Dr. Alexander Crizzle is an Assistant Professor in the School of Public Health at the University of Saskatchewan. He has expertise in program evaluation and is a credentialed evaluator, a designation offered through the Canadian Evaluation Society. Dr. Crizzle has a strong research track record having led both small and large grant teams as Principle Investigator and has worked with community-based organizations on a ground level to develop or enhance their programs. His program of research is focused on gerontology and community mobility, as well as mental health and addictions with a particular focus on Indigenous populations.

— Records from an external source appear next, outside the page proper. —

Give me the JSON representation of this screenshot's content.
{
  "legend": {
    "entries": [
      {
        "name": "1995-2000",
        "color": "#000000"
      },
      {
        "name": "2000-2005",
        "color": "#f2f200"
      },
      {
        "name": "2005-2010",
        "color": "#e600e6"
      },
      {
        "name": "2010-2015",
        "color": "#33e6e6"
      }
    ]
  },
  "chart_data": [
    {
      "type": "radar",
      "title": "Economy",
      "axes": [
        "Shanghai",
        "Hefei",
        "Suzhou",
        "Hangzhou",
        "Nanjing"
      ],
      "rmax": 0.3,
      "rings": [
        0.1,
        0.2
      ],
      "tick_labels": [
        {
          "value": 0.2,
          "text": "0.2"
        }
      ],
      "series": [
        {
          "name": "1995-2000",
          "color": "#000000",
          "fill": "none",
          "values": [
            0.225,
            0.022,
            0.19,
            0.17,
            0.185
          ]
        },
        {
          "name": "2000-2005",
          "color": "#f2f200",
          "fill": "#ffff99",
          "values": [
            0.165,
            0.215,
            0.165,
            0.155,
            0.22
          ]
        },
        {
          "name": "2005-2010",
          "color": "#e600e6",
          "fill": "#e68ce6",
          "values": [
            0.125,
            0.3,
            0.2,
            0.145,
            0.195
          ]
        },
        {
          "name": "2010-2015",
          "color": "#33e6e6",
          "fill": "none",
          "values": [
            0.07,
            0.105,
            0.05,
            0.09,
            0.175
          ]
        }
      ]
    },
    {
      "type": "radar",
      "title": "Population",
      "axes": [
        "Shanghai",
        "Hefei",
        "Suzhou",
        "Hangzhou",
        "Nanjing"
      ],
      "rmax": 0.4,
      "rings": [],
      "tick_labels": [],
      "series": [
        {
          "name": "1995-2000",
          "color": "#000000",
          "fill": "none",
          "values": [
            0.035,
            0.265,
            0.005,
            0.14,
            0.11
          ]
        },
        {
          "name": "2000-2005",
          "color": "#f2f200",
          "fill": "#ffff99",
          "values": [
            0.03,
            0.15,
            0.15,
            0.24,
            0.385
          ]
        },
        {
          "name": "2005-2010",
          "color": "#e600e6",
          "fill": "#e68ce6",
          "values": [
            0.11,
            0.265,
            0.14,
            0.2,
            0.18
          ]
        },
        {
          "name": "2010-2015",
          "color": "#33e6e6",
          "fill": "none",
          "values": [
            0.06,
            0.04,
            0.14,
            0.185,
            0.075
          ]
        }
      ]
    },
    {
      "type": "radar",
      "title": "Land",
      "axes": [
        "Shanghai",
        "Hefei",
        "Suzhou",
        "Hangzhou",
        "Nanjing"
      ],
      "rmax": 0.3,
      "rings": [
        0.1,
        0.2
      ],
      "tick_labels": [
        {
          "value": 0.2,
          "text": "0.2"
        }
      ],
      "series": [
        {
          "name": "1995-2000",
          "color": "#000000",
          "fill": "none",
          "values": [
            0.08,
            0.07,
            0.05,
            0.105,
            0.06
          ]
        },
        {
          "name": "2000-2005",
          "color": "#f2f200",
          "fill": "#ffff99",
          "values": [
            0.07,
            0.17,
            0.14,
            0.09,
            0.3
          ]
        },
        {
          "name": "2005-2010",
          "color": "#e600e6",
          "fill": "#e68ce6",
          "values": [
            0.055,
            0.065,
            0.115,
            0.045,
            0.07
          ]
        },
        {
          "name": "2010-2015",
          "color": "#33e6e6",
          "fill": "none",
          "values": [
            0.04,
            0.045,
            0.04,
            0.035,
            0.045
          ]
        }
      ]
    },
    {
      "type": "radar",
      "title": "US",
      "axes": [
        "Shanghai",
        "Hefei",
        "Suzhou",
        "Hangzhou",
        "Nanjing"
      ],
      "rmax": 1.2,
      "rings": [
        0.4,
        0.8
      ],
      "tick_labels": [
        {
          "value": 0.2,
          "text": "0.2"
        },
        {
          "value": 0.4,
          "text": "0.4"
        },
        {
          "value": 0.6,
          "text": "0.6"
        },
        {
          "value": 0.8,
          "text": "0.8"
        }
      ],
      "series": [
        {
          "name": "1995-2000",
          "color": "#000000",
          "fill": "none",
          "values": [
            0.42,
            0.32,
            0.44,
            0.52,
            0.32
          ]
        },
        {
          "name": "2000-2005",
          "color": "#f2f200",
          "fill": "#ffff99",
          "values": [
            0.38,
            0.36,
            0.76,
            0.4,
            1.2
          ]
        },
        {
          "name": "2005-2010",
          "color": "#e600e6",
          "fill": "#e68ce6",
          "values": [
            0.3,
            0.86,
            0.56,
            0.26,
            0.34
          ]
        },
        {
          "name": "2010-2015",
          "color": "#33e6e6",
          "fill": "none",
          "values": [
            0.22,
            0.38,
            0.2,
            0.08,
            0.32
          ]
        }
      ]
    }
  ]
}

Node Funded Project (April 2018)

Title: Improving success of the methadone clinic in Prince Albert, Saskatchewan

Principal Investigators: Alexander Crizzle and Geoffrey Maina, University of Saskatchewan


Colleen Dell, Michael Szafron (University of Saskatchewan)


The misuse of drugs including illicit drugs such as stimulants and opiates are a serious problemin Saskatchewan. A pilot study on the characteristics, determinants, and predictors of clinical outcomes for clients enrolled in the opiate replacement therapy (ORT) clinic in Prince Albert Community Health Centre showed that the average age of clients on was 35.5 years with slightly more than half of the clients being female (54%). Ethnically, 86% of the clients self-identified as Indigenous. Anecdotal information suggests that attrition rates for methadone maintenance treatment at this clinic is between 30-50% within the first year of enrollment. Approximately 49% of clients currently registered in the methadone clinic are repeat users having spent between 0-15 years in treatment. Understanding the experiences of clients as consumers of health care and the barriers they face in seeking care, and in adhering to treatment is vital to devising supportive interventions to promoting positive clinical outcomes. The purpose of this proposal is to: 1) explore client experiences with prior methadone treatment and 2) develop a model to predict clinical outcomes for these clients using data from the electronic medical records.

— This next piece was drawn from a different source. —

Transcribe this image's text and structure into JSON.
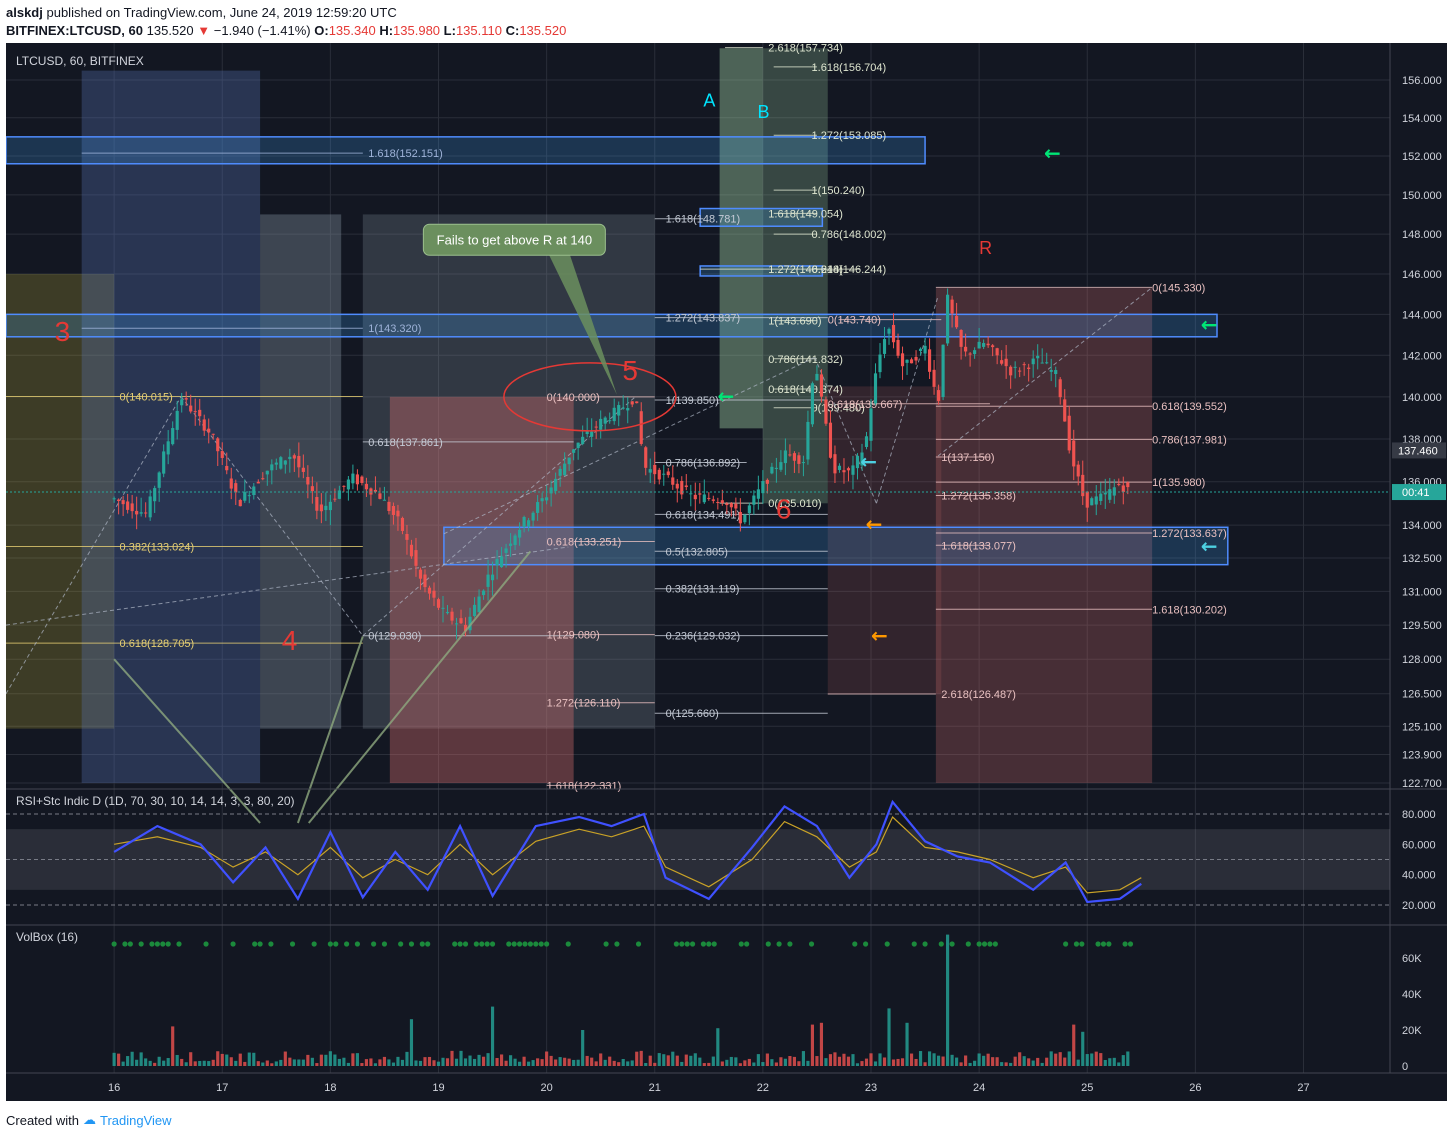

A retrospective review of 101 randomly selected electronic medical records representing one third of all the records were examined for sociodemographic characteristics, clinical profiles, and outcomes. Descriptive statistics were used to analyze these variables. Interviews with 18 healthcare providers focusing on their experiences of caring for clients in the MMT program were analyzed thematically.

The average age of clients on MMT is 35.5 years. Clients had early exposure to alcohol and drugs, and at the time of enrollment to the program, they presented with complex healthcare needs, borne from chronic use, and exposure to adverse traumatic events. Personal and systemic factors impact clients’ recovery. These include poverty, homelessness, and inadequate healthcare services. Understanding sociodemographic characteristics, clinical profiles, and clients’ challenges is central to the development of supportive interventions that enhance retention to care and recovery.